A 26-year-old woman, born in Ecuador.
It describes episodes of abdominal pain accompanied by anemia, always in places of altitude.
At a height of 2,000 meters, the patient presented general malaise, nausea and pain in the left hypochondrium, and was diagnosed with autoimmune hemolytic anemia.
Three months later she came to the emergency room of our hospital with fever of 38.6 oC, dysuria and pollakiuria.
Examination revealed a blushing and depressible abdomen, painful swelling of about 5 cm. The following tests were performed:
- Computed tomography of the abdomen with oral contrast and v.i.: stenosis of the spleen with massive infarction.
There are no vascular alterations that justify it.
- Analytical: leucocytes 16.900 (82 % PMN), hemoglobin 11.5 g/dl, MCV 84, ADE 18, platelets 52.4000.
- Urine: positive nitrites, leucocytes 5-10/ field, erythrocytes 0-5/ field.
Excessive peripheral blood: marked anisopoikilocytosis, abundant sickle cell disease.
- hemoglobin electrophoresis: Hb A2: 4 %, Hb F: 0 %, Hb S: 41 %, Hb C: 36 %.
He is diagnosed with hemoglobinopathy S and C, with hemolytic crisis and massive splenic infarction in the context of acute pyelonephritis.
Once the episode of acute pyelonephritis is resolved, the patient is discharged following controls by Hematology.
Two weeks later the patient was readmitted for pain in the left hypochondrium and fever of 38oC.
Abdominal ultrasound showed massive splenic infarction with probable superinfection.

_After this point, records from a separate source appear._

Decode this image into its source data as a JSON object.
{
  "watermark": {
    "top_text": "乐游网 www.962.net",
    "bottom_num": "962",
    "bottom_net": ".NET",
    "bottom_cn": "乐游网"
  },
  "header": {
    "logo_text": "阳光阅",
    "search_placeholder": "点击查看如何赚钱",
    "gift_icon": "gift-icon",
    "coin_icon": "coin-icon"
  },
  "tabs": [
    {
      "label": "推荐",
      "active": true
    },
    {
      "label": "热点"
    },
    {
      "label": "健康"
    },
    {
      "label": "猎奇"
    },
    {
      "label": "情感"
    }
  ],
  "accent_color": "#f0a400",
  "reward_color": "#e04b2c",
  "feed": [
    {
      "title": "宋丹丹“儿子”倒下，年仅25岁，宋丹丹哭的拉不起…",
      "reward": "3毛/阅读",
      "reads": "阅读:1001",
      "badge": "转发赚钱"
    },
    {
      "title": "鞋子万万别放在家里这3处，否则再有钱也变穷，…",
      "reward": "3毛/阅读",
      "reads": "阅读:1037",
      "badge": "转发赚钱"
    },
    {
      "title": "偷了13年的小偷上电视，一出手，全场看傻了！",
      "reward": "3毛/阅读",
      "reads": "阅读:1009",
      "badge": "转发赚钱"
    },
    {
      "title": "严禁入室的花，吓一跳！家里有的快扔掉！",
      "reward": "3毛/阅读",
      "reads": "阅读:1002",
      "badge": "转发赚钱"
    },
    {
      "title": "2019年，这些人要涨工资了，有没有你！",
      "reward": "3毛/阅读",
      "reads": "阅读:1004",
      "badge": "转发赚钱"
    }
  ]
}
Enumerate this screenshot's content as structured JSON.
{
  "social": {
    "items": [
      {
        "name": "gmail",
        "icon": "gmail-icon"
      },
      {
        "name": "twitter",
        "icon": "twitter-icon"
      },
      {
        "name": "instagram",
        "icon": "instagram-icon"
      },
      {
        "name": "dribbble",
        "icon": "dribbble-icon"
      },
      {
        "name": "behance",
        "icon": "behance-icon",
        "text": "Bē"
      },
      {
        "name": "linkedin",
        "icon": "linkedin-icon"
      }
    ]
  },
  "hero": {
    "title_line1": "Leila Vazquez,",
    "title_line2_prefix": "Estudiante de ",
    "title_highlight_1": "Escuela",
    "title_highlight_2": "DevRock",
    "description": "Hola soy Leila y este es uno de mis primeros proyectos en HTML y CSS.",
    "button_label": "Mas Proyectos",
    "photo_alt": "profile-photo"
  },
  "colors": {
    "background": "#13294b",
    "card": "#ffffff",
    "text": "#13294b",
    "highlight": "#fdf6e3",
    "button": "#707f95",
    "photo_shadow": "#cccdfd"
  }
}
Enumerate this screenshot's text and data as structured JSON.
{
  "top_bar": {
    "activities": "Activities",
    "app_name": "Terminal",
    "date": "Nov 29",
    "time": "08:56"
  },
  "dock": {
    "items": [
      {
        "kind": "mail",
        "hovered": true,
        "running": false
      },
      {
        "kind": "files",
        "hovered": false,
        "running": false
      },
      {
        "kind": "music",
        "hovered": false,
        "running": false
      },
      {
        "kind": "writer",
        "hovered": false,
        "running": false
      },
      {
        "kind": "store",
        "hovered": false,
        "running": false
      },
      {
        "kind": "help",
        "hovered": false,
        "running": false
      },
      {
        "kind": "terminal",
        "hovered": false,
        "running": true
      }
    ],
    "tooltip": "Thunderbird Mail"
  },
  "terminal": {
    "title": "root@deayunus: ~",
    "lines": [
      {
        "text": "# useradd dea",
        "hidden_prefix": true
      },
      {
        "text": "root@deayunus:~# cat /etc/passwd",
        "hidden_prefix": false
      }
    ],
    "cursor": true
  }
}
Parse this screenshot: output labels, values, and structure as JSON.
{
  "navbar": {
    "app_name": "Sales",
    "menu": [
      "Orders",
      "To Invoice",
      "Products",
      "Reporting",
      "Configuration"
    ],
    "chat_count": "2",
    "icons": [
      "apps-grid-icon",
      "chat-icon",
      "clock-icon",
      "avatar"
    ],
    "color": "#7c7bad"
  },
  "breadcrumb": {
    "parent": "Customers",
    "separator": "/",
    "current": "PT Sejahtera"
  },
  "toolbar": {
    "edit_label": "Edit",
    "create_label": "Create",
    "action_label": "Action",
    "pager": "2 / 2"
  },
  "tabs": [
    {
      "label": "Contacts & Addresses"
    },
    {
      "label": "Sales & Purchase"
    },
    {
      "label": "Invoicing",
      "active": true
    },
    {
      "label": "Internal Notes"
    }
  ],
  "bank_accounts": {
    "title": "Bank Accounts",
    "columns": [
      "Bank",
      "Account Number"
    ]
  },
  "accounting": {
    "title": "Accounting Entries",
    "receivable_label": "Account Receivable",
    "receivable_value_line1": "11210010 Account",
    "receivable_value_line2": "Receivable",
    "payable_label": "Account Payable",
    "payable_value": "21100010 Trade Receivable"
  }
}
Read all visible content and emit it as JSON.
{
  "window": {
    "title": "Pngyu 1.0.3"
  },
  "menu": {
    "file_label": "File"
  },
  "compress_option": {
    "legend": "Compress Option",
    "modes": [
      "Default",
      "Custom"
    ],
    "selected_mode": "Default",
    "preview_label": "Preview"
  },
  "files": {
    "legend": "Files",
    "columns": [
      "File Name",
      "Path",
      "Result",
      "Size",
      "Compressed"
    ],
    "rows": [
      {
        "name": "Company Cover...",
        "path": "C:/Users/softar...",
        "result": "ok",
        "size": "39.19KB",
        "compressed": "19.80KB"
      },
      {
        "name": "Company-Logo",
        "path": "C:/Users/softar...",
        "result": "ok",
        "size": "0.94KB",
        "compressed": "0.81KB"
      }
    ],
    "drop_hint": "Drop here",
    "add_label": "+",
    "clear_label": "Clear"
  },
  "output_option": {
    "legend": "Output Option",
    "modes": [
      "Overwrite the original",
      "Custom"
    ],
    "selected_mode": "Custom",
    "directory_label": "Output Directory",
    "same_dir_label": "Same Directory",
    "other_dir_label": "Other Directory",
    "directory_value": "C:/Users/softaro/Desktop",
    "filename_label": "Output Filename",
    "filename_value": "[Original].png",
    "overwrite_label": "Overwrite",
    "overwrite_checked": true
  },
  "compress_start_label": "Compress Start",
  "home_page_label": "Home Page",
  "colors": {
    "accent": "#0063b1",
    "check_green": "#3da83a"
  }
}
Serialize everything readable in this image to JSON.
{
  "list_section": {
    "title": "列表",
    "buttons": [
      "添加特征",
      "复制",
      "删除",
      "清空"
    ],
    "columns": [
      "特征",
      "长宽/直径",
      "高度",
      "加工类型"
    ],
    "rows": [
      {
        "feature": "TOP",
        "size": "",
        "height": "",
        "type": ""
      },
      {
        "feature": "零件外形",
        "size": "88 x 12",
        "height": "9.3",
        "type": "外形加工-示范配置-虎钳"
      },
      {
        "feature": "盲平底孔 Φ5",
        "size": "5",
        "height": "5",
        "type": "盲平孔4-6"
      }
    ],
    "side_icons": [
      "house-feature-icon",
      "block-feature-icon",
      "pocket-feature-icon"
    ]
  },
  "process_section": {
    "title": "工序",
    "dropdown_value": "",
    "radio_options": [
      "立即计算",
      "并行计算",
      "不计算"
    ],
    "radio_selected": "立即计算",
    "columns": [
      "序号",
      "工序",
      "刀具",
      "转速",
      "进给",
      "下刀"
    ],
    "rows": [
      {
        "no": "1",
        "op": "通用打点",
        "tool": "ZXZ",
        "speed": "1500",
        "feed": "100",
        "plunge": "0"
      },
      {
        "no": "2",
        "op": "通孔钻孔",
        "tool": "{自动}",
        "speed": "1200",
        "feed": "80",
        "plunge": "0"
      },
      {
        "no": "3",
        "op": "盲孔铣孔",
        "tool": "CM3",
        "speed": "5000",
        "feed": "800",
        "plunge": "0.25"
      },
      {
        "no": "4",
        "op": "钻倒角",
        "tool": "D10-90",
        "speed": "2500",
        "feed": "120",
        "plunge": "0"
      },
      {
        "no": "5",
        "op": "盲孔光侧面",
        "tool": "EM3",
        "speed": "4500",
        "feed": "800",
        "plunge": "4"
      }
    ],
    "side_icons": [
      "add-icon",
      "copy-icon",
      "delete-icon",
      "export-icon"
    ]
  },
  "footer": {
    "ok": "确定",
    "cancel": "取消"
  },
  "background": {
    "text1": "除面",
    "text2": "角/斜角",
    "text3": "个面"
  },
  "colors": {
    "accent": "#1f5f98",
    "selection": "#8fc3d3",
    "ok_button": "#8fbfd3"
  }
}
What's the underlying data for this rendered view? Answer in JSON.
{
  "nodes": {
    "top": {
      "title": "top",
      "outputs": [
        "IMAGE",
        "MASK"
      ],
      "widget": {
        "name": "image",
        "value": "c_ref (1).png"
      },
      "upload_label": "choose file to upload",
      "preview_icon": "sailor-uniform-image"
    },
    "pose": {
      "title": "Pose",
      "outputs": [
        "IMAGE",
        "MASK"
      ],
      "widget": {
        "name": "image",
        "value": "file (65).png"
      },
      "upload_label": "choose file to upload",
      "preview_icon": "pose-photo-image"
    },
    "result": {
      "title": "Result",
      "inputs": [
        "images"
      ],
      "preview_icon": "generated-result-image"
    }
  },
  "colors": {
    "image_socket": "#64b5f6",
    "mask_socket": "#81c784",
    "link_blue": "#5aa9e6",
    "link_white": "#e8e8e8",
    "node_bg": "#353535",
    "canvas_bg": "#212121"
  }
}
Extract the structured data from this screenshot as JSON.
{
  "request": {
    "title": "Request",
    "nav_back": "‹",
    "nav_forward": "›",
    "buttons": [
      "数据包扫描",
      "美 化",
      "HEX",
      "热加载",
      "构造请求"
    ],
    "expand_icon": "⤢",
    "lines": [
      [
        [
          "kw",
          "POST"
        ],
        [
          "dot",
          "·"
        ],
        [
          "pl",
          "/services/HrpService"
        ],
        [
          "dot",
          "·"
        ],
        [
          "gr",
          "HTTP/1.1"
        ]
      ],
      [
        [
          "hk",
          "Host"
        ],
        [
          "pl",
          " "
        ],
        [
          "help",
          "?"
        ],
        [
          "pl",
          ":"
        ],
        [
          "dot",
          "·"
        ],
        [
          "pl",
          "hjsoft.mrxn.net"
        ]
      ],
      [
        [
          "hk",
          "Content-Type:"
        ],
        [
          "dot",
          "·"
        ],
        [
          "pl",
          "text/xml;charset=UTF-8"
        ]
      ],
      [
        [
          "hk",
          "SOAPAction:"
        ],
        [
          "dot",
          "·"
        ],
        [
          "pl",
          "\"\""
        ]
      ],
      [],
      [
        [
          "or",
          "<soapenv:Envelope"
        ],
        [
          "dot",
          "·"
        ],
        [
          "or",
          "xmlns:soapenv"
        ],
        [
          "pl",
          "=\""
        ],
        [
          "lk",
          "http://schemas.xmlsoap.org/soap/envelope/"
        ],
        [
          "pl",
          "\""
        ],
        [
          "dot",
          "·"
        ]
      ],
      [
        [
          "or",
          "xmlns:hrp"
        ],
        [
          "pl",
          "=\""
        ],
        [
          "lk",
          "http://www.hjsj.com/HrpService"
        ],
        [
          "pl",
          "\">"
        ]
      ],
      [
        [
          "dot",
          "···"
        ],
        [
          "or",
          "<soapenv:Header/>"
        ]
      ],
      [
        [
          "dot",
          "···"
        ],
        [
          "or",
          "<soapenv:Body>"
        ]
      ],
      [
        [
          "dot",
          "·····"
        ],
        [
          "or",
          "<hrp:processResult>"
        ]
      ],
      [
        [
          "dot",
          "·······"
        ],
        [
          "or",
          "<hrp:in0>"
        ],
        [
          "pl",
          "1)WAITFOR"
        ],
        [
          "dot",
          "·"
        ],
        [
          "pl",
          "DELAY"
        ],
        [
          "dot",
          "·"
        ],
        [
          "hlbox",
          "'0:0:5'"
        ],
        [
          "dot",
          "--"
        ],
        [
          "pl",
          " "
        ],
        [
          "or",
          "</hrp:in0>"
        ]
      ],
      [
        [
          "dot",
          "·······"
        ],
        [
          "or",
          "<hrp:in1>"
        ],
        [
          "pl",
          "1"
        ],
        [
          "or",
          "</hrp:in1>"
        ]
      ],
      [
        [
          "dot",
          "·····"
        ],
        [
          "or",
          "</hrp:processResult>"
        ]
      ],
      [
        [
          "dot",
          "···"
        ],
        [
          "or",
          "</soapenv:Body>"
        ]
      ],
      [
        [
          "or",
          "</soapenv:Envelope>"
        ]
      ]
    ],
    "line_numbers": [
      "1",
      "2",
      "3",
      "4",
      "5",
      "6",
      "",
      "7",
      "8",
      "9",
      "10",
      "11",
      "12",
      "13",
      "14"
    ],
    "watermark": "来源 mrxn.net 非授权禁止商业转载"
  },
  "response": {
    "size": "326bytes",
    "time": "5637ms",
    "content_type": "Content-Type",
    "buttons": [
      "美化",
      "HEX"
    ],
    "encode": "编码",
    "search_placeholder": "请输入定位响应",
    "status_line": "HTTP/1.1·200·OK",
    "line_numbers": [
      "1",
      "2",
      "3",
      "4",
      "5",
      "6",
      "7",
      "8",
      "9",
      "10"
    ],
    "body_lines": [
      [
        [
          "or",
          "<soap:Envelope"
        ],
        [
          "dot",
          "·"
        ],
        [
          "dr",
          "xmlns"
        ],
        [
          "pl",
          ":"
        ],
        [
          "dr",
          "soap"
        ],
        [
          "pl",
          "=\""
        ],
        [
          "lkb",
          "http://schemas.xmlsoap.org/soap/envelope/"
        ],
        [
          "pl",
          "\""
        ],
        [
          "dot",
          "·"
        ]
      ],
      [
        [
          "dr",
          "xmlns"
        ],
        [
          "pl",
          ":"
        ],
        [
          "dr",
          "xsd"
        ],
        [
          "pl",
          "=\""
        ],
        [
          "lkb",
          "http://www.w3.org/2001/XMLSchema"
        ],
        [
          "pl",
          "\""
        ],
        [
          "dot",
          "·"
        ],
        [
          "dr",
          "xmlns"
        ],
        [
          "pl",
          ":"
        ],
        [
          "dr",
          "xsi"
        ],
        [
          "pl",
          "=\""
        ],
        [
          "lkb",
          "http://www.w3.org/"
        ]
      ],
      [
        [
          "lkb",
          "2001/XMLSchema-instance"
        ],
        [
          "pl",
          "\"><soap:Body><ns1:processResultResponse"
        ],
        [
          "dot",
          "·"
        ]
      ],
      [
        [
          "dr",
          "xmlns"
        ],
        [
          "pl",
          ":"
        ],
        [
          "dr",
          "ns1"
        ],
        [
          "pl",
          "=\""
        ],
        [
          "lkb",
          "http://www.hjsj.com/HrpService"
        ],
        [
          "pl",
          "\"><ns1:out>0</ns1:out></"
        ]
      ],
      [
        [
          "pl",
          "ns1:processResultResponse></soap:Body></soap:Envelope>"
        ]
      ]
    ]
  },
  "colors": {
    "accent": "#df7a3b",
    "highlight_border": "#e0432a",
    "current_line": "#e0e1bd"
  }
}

Emergency surgery was decided with suspicion of massive superinfected splenic infarction, finding a large spleen adhered to left hepatic lobe, stomach, body and tail of pancreas and dark old abdominal wall, with content.
Standardized surgery is performed.
During the postoperative period, he developed a collection in the surgical bed and a low output pancreatic fistula, which resolved with radiological drainage and octeotride.
Histopathological examination of the surgical specimen revealed a massively necrotic splenic parenchyma with wide areas of consolidation.